As housing affordability continues to be a pain point for many Canadians, a new report highlights which parts of the country may see some relief when it comes to rent inflation over the next few years.
According to economists from Desjardins, the number of renters in Canada has significantly increased as more people are being priced out of the housing market.
Between 2018 and 2022, renter households in Canada increased by 16%. In comparison, homeowner households saw an increase of less than 1% over the same period.
Desjardins notes that shelter costs will “continue to be the largest contributor to inflation for the foreseeable future” despite lower interest rates, as they comprise a significant portion of the Consumer Price Index (CPI).
Since 2007, the rented accommodation portion of the CPI has seen a steady increase. Conversely, the mortgage interest cost component has fallen over the past decade.
While it may not come as a surprise, the Desjardins notes that rental rates have been increasing at a startling pace across Canada.
In Q3 of 2024, inflation in the country hit 8.3%, the fastest it has grown since the early 1980s.
This was also higher than the pace of owned housing price growth, which declined to 5.5% during the same period.
However, experts are advising there may be some relief when it comes to rent inflation, depending on where you live in Canada.
Rent inflation and what’s to come
Provinces without rent control, like Alberta and New Brunswick, experienced the fastest growth in rented accommodation CPI inflation.
While BC and Ontario are the priciest housing markets in Canada, rent inflation was slower in these provinces even though it hit the highest rate in 40 years.
As for cities, Desjardins highlights that rent inflation has been “red hot” in Calgary and Edmonton but has eased in Toronto and Vancouver.
The report notes rent inflation will depend on several factors including population and employment but there is some good news on the horizon for some provinces and larger cities.
BC and Ontario — two provinces which have seen an influx of non-permanent residents (NPRs) over the past two years — will likely see rent inflation rise at a slower pace compared to other places in Canada.
Quebec is expected to see a higher rent inflation increase compared to Ontario due to that province’s rent control policies.
As for Alberta, rent inflation is more cyclical and will likely ease more in Calgary and Edmonton compared to other large Canadian cities because that province has fewer NPRs and a lack of rent control guidelines.
Population could lead to different scenarios
Although Canada has vowed to slow the pace of immigration, different scenarios could pan out, say Desjardins economists.
If Canada’s population declines in line with the federal government’s planned reduction, this could result in an average annual rent inflation of 2.4% from Q3 2024 to the end of 2026.
Desjardins also provided another outlook, where the number of non-permanent residents doesn’t decline as much, staying closer to the Bank of Canada’s (BoC) population forecast for the next three years.

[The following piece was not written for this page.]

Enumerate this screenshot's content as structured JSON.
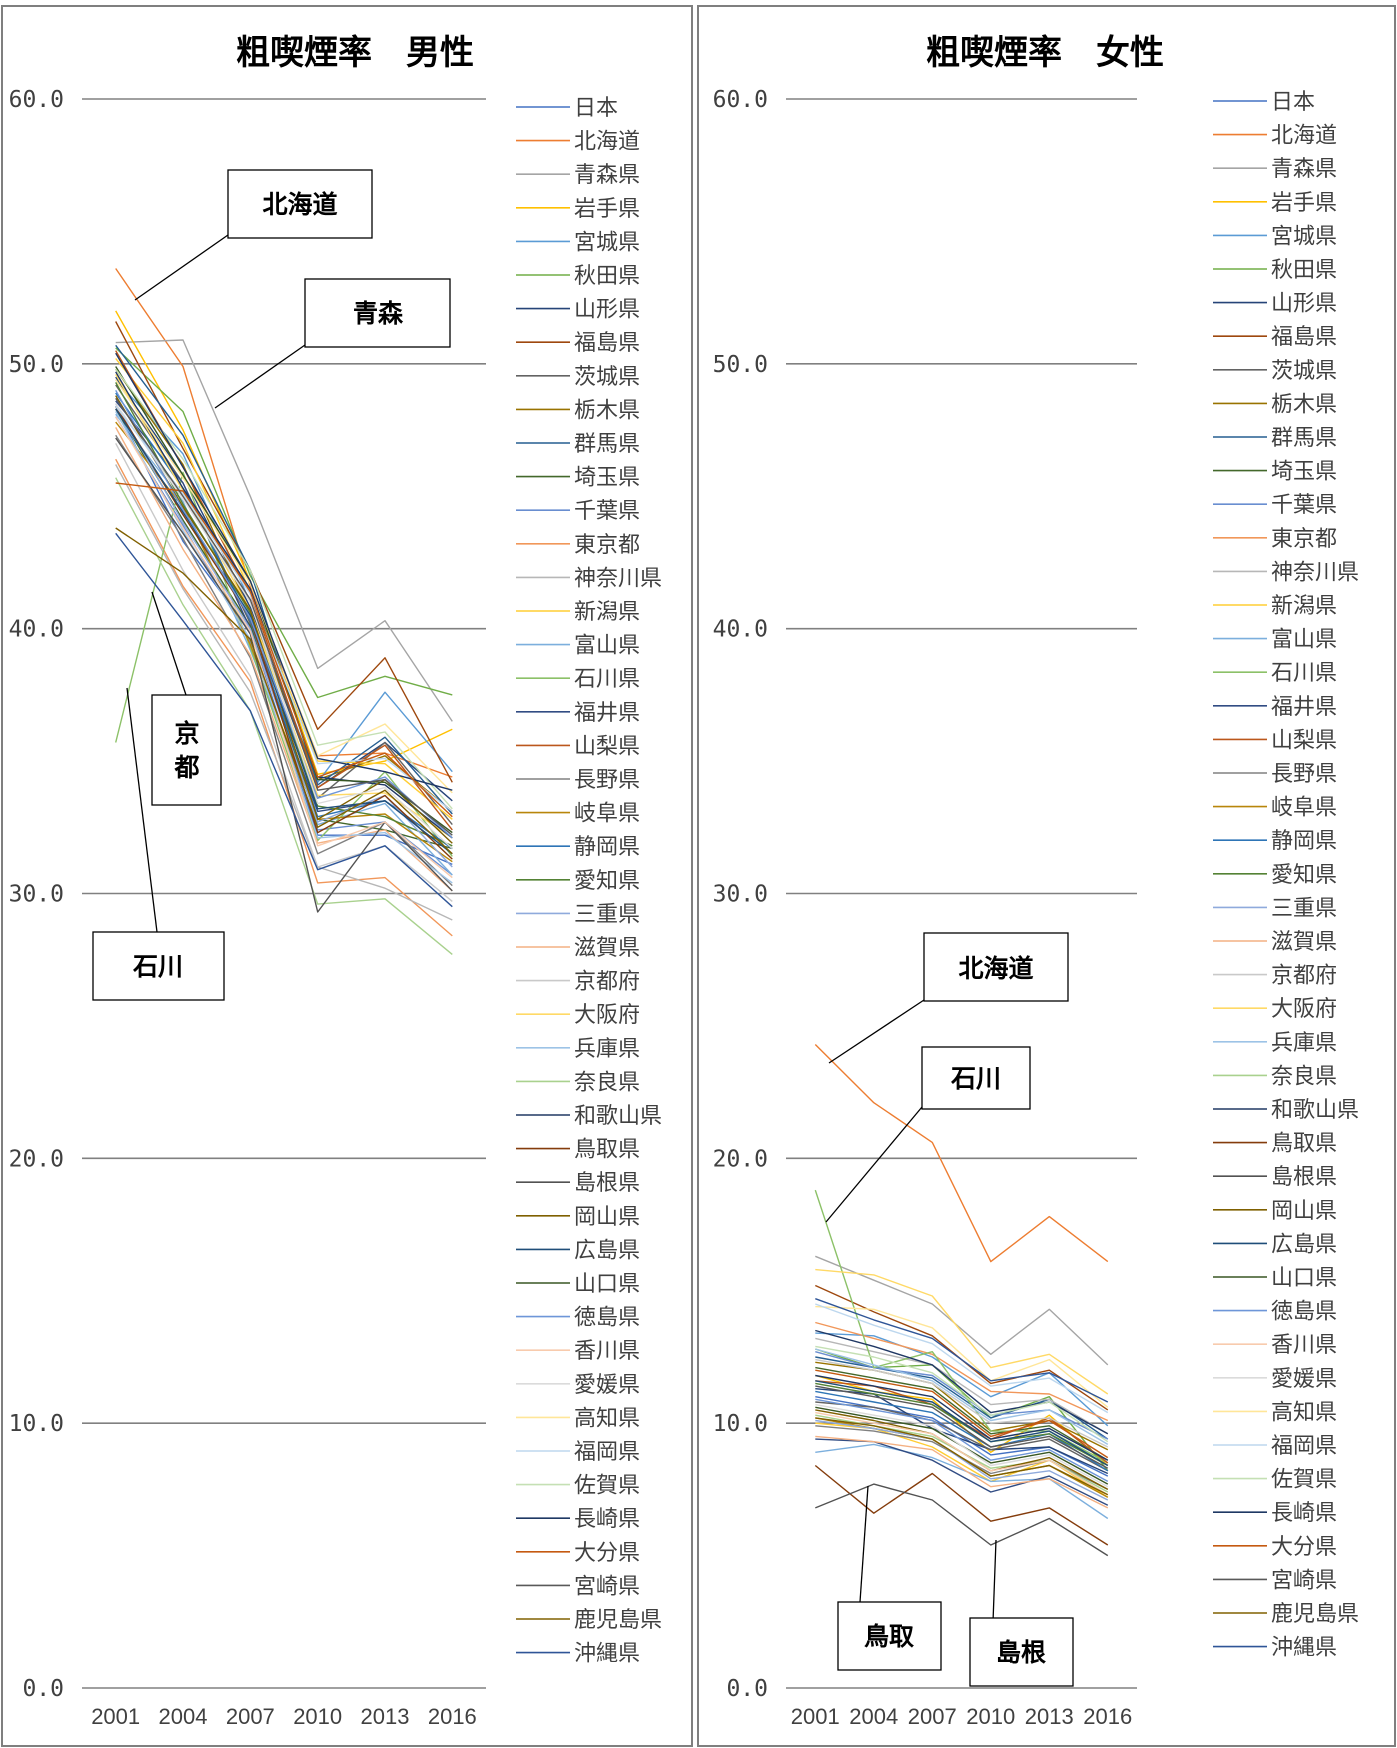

In this scenario, an annual average rent inflation of 3.8% would be expected over the next two years.
The financial institution notes that while rent inflation is expected to ease, Canada’s housing market still faces “structural issues,” which could mean “short-lived” relief.
The report concludes that longer-term solutions will require “substantial increases in housing supply and policy efforts to address affordability across both the rental and ownership sectors.”